The survival of the Asian Elephant in India is critical to the survival of the entire species in South East Asia. Home to almost 60% of Earth’s remaining elephant population, India is plagued with a lack of awareness and education which is leading to the persistent enslavement of these amazing animals for manual labor, performances, processions, entertainment and street begging. Smaller than their African counterparts, Asian elephants are easily recognizable by their “small” rounded ears. Herbivorous in nature, their diet consists of green grass, roots, fruits, and fodder. An adult elephant can consume up to 300-500 pounds (136-250 kilograms) of food in a single day. The life span of an Asian elephant is approximately 60 to 70 years.

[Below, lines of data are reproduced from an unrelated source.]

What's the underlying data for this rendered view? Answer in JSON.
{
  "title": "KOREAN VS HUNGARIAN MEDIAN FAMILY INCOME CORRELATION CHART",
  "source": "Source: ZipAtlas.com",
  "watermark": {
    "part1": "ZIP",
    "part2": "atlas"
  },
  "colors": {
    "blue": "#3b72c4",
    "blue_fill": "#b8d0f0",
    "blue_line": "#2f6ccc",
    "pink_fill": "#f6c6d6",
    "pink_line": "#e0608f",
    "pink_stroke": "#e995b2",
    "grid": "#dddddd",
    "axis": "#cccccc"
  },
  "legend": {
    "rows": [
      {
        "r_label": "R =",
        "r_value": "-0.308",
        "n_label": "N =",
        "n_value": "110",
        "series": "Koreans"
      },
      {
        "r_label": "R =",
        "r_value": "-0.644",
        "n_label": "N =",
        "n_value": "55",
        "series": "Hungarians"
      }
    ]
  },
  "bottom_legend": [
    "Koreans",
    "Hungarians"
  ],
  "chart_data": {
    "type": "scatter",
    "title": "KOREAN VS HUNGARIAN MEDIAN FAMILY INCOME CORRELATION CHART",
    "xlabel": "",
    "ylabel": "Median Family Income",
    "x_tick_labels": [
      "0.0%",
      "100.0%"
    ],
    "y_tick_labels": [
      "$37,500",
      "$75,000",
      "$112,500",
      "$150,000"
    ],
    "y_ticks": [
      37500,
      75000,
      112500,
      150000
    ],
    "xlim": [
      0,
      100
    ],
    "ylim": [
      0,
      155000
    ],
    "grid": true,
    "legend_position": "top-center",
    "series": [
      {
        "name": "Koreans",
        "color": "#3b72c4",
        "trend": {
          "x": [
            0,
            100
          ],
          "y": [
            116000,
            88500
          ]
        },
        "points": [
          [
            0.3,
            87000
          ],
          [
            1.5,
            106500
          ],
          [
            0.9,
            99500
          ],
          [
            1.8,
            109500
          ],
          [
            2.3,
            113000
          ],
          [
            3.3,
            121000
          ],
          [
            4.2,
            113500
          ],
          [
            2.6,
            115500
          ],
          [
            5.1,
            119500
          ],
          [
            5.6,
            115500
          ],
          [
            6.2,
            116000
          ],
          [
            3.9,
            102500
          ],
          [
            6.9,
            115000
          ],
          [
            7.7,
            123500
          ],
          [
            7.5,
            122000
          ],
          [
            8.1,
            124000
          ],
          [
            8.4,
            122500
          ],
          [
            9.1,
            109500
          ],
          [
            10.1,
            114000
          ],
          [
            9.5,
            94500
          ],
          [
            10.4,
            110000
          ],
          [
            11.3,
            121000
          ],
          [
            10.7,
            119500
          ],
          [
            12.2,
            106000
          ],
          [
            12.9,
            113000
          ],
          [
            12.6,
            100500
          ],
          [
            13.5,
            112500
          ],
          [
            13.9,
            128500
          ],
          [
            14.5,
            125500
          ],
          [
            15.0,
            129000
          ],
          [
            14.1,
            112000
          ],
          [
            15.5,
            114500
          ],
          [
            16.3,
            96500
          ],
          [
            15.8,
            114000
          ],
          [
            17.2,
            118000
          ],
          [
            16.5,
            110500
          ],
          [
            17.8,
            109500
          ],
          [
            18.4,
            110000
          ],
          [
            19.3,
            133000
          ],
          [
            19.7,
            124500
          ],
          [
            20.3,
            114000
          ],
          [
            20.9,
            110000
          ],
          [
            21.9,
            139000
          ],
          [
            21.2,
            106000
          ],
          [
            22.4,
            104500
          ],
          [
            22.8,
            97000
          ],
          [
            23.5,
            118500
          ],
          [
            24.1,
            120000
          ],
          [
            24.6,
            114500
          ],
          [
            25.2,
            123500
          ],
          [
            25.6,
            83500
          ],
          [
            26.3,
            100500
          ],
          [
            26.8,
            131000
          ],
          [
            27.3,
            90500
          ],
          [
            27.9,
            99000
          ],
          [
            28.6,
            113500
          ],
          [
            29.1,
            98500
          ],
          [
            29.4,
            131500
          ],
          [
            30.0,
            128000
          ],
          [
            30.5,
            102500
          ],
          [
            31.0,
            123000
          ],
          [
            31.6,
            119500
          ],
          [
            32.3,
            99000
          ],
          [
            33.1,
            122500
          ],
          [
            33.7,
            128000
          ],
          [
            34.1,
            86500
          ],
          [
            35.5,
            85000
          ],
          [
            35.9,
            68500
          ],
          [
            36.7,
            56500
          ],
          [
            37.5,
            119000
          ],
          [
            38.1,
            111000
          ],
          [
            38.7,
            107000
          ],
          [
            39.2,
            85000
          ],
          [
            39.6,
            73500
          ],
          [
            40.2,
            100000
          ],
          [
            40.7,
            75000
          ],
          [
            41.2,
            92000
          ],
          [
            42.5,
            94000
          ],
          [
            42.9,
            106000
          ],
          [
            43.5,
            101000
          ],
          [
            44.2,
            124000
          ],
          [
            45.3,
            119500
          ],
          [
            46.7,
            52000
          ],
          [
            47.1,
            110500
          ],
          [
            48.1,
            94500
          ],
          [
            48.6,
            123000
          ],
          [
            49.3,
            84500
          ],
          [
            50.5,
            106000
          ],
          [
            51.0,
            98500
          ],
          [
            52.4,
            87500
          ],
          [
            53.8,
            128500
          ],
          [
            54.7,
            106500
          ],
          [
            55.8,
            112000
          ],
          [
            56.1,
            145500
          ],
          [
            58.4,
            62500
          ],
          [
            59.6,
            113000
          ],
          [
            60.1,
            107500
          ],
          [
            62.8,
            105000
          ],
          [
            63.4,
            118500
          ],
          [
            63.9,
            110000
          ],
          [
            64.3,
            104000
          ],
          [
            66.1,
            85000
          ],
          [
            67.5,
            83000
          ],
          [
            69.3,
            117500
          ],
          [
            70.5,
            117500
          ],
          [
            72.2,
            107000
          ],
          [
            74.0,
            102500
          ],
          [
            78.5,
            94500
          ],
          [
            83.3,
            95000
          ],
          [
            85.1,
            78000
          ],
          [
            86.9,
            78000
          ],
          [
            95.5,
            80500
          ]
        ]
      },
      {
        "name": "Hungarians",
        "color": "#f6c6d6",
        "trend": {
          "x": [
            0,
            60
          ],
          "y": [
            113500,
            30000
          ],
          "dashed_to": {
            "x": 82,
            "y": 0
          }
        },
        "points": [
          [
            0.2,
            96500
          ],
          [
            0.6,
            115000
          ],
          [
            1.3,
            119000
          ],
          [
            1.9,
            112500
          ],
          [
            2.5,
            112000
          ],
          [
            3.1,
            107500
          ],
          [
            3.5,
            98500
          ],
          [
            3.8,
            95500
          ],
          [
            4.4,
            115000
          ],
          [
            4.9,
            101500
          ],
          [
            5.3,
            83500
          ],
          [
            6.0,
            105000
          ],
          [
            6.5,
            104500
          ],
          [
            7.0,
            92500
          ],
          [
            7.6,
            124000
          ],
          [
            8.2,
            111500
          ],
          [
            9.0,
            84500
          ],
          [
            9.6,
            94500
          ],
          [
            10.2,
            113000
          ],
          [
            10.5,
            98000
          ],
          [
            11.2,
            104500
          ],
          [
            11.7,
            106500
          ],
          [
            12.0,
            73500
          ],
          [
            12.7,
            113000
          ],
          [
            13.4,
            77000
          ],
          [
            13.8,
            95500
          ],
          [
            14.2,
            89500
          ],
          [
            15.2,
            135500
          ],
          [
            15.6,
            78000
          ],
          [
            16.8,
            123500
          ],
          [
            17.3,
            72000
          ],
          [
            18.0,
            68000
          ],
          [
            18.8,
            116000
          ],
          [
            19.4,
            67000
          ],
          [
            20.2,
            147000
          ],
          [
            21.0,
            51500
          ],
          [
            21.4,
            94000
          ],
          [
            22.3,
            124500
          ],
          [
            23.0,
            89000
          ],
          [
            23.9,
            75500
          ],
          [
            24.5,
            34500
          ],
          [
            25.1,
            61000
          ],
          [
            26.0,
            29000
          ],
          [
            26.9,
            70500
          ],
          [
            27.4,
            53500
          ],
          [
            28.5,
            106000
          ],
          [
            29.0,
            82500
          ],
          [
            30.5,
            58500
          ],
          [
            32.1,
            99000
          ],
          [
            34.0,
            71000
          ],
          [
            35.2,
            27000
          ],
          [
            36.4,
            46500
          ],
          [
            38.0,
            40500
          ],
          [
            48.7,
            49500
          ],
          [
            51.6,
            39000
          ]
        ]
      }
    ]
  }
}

Wildlife SOS specifically addresses the problem of injured and sick elephants that are forced to work in slums and crowded cities. Our aim is to reach out and help the elephants living in urban environments that are wounded, malnourished and dehydrated or those being used illegally and commercially under deprived conditions. Currently we offer medical services to these needy elephants and train their handlers, ‘the mahouts’ on humane treatment and management of these gentle giants.


We also take action to remove abused elephants from the streets and to help them to retire in our elephant sanctuaries. This is possible through Project Elephant and our joint partnership with the Haryana Forest Department at Ban Santour and with Uttar Pradesh Forest Department at Mathura.